On the first Friday of each month, Americans eyeball the latest Bureau of Labor Statistics Employment Situation report, notably its headline item—new payroll jobs filled. The reports over the last year reveal that our economy has continued to grow smartly despite a variety of headwinds, with private payrolls adding 3.5 million jobs. Heading into an election year, politicians in Washington are naturally attempting to take credit, but the heady growth reflects the fundamental strength of our competitive market economy more than anything else. It also occurred despite a bevy of bureaucratic regulatory roadblocks that the Federal Government places on every private hiring decision, including the government’s Employment Eligibility Verification or as it’s known—E-Verify.
The system is in place to ostensibly help employers avoid hiring illegal workers, yet it penalizes them if they attempt to proactively do so. If they make a mistake, they are exposed to financial penalties.
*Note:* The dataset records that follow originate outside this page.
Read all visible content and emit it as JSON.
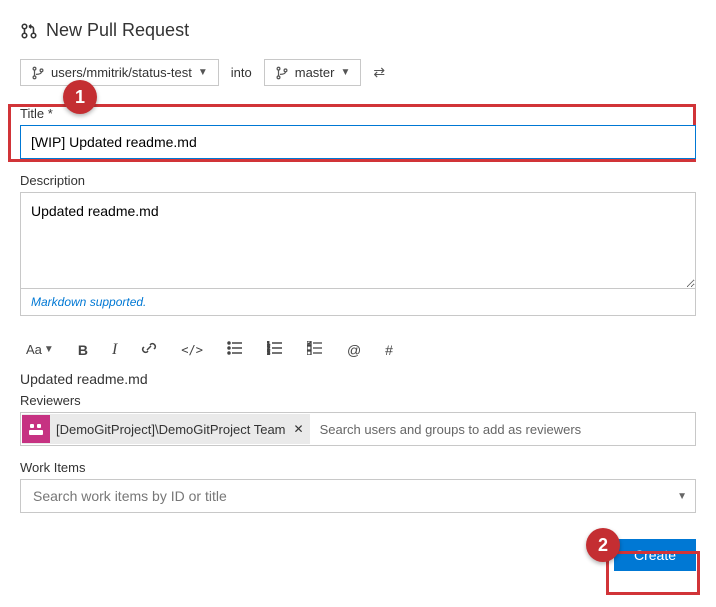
{
  "header": {
    "title": "New Pull Request"
  },
  "branches": {
    "source": "users/mmitrik/status-test",
    "into_label": "into",
    "target": "master"
  },
  "title_field": {
    "label": "Title",
    "required_mark": "*",
    "value": "[WIP] Updated readme.md"
  },
  "description_field": {
    "label": "Description",
    "value": "Updated readme.md",
    "footer_text": "Markdown supported."
  },
  "toolbar": {
    "font_size": "Aa",
    "bold": "B",
    "italic": "I",
    "link": "link",
    "code": "</>",
    "ul": "ul",
    "ol": "ol",
    "checklist": "check",
    "mention": "@",
    "hash": "#"
  },
  "preview": {
    "text": "Updated readme.md"
  },
  "reviewers": {
    "label": "Reviewers",
    "chip": "[DemoGitProject]\\DemoGitProject Team",
    "placeholder": "Search users and groups to add as reviewers"
  },
  "workitems": {
    "label": "Work Items",
    "placeholder": "Search work items by ID or title"
  },
  "actions": {
    "create": "Create"
  },
  "callouts": {
    "one": "1",
    "two": "2"
  }
}
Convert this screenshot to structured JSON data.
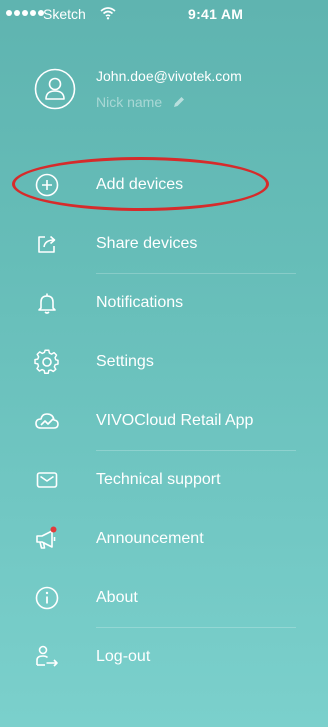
{
  "status_bar": {
    "carrier": "Sketch",
    "time": "9:41 AM"
  },
  "profile": {
    "email": "John.doe@vivotek.com",
    "nick_name": "Nick name"
  },
  "menu": {
    "items": [
      {
        "label": "Add devices",
        "icon": "add-circle-icon"
      },
      {
        "label": "Share devices",
        "icon": "share-icon"
      },
      {
        "label": "Notifications",
        "icon": "bell-icon"
      },
      {
        "label": "Settings",
        "icon": "gear-icon"
      },
      {
        "label": "VIVOCloud Retail App",
        "icon": "cloud-chart-icon"
      },
      {
        "label": "Technical support",
        "icon": "mail-icon"
      },
      {
        "label": "Announcement",
        "icon": "megaphone-icon"
      },
      {
        "label": "About",
        "icon": "info-icon"
      },
      {
        "label": "Log-out",
        "icon": "logout-user-icon"
      }
    ]
  },
  "colors": {
    "background_top": "#5fb4b0",
    "background_bottom": "#7bd0cc",
    "text": "#ffffff",
    "highlight": "#d62b2b",
    "badge": "#e23b3b"
  }
}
Yet if they try to avoid that mistake by refusing to hire the applicant or requesting additional verification, they run the risk of violating federal anti-discrimination law. It’s a Catch-22 that places a responsibility on employers that they shouldn’t be required to bear on their own, and it then threatens to penalize them no matter what they do.
There is also the burden of time and resources spent on the I-9 form, a paperwork requirement enforced by the U.S. Department of Homeland Security and the core element of E-Verify. For every employee hired in the United States, the accuracy of the form and accompanying documentation submitted by the employee must be verified as accurate and genuine and then kept securely stored—along with supporting evidence—as a personnel record by the employer for the duration of the employment relationship.
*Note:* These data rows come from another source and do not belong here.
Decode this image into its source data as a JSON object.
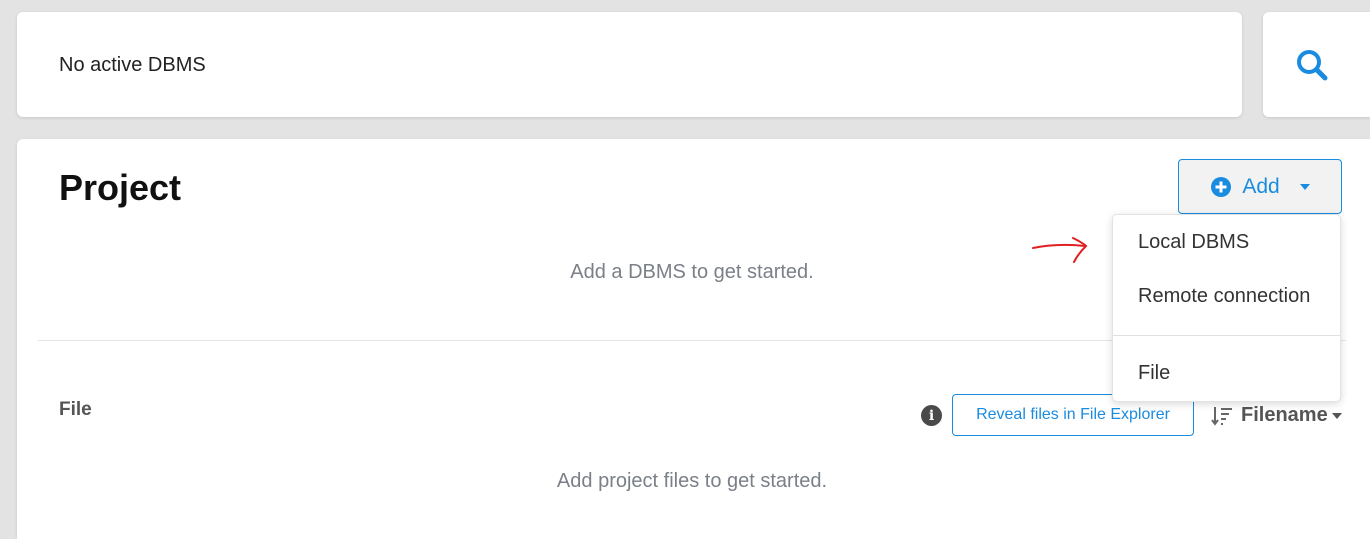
{
  "status_bar": {
    "text": "No active DBMS"
  },
  "search": {
    "icon": "search-icon"
  },
  "project": {
    "title": "Project",
    "add_button": {
      "label": "Add",
      "icon": "plus-circle-icon"
    },
    "empty_dbms_message": "Add a DBMS to get started."
  },
  "add_menu": {
    "items": [
      {
        "label": "Local DBMS"
      },
      {
        "label": "Remote connection"
      },
      {
        "label": "File"
      }
    ]
  },
  "files": {
    "heading": "File",
    "reveal_button": "Reveal files in File Explorer",
    "sort": {
      "label": "Filename",
      "icon": "sort-descending-icon"
    },
    "empty_message": "Add project files to get started."
  },
  "colors": {
    "accent": "#1a8ce0",
    "annotation": "#e02020",
    "muted_text": "#7b8088",
    "background": "#e3e3e3"
  }
}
The form is a federal “information collection” instrument, and under the requirements of the Paperwork Reduction Act (44 USC 3501 et seq.), the DHS must submit an estimate of the time burden and cost imposed by the requirements the form imposes on employees and employers to the federal Office of Information and Regulatory Affairs. Both employees and employers are responsible for reading and understanding the fifteen pages of instructions that accompany the form; workers must devote time finding and submitting verification documents, and employers spend time learning how to identify valid versus false documents.
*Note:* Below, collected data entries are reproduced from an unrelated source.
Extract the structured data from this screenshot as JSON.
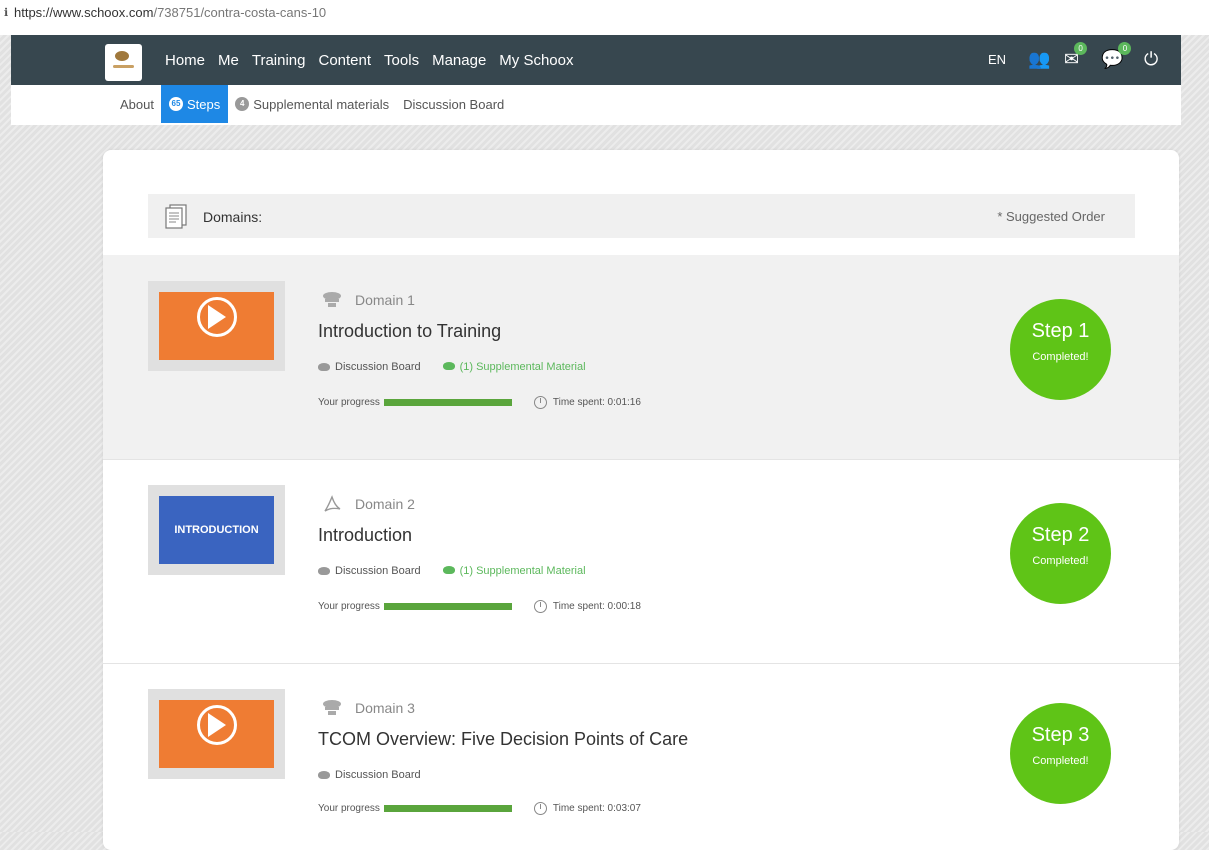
{
  "browser": {
    "url_host": "https://www.schoox.com",
    "url_path": "/738751/contra-costa-cans-10"
  },
  "nav": {
    "menu": [
      "Home",
      "Me",
      "Training",
      "Content",
      "Tools",
      "Manage",
      "My Schoox"
    ],
    "lang": "EN",
    "mail_badge": "0",
    "chat_badge": "0"
  },
  "tabs": {
    "about": "About",
    "steps_count": "65",
    "steps": "Steps",
    "supp_count": "4",
    "supplemental": "Supplemental materials",
    "discussion": "Discussion Board"
  },
  "domains": {
    "label": "Domains:",
    "order": "* Suggested Order",
    "items": [
      {
        "domain": "Domain 1",
        "icon": "video-domain-icon",
        "thumb": "video",
        "title": "Introduction to Training",
        "discussion": "Discussion Board",
        "supplemental": "(1) Supplemental Material",
        "progress_label": "Your progress",
        "progress": 1.0,
        "time": "Time spent: 0:01:16",
        "step": "Step 1",
        "status": "Completed!"
      },
      {
        "domain": "Domain 2",
        "icon": "pdf-icon",
        "thumb": "intro",
        "thumb_text": "INTRODUCTION",
        "title": "Introduction",
        "discussion": "Discussion Board",
        "supplemental": "(1) Supplemental Material",
        "progress_label": "Your progress",
        "progress": 1.0,
        "time": "Time spent: 0:00:18",
        "step": "Step 2",
        "status": "Completed!"
      },
      {
        "domain": "Domain 3",
        "icon": "video-domain-icon",
        "thumb": "video",
        "title": "TCOM Overview: Five Decision Points of Care",
        "discussion": "Discussion Board",
        "progress_label": "Your progress",
        "progress": 1.0,
        "time": "Time spent: 0:03:07",
        "step": "Step 3",
        "status": "Completed!"
      }
    ]
  },
  "colors": {
    "nav": "#37474f",
    "active_tab": "#1e88e5",
    "step_green": "#5fc417",
    "video_orange": "#ef7c33",
    "intro_blue": "#3a64c0"
  }
}
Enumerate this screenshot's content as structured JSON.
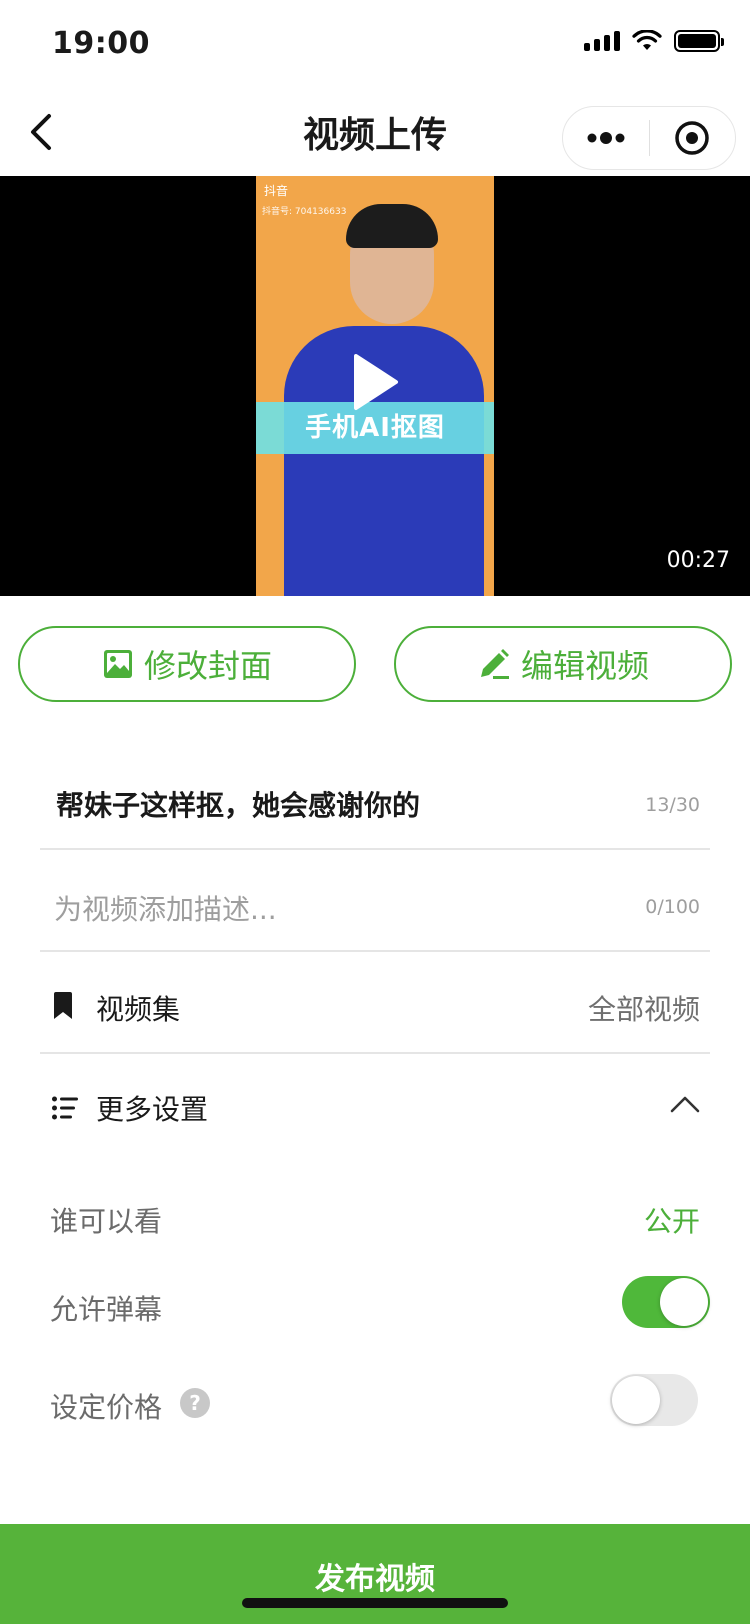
{
  "status_bar": {
    "time": "19:00"
  },
  "nav": {
    "title": "视频上传"
  },
  "video": {
    "caption": "手机AI抠图",
    "brand": "抖音",
    "account_id": "抖音号: 704136633",
    "duration": "00:27"
  },
  "actions": {
    "cover_label": "修改封面",
    "edit_label": "编辑视频"
  },
  "form": {
    "title": "帮妹子这样抠，她会感谢你的",
    "title_counter": "13/30",
    "description_placeholder": "为视频添加描述...",
    "description_counter": "0/100",
    "collection_label": "视频集",
    "collection_value": "全部视频",
    "more_settings_label": "更多设置"
  },
  "settings": {
    "visibility_label": "谁可以看",
    "visibility_value": "公开",
    "danmu_label": "允许弹幕",
    "danmu_enabled": true,
    "price_label": "设定价格",
    "price_enabled": false,
    "help_glyph": "?"
  },
  "publish": {
    "label": "发布视频"
  },
  "colors": {
    "accent": "#4caf3a",
    "publish_bg": "#56b33a",
    "video_bg": "#000000"
  }
}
The employer is held “liable for any violations in connection with the [I-9]form or the verification process…” and is subject to civil fines for mistakenly accepting incorrect documents. Workers are subject to criminal prosecution for false or inaccurate statements on the I-9 form.
The Department’s most recent estimate is that the form imposes a time burden on over 75 million workers each year. This includes the 3.5 million workers hired to fill the new payroll jobs created over the last year as well as the 72 million workers who were hired during the year because of turnover among existing jobs. The DHS estimates that the aggregate time imposed by the I-9 form burdens these newly hired workers and their employers to the tune of over 38 million hours per year. This is equivalent to over $2.3 billion per year in unnecessary costs to workers and employers.
Immigration enforcement is a policy issue that is best handled by our elected officials. The nation’s employers should not be conscripted by the government to perform policing and recordkeeping duties that should be the responsibility of trained government officials. They should either be relieved of their semi-official duties or given an E-Verify system that works with them as they drive our economic growth.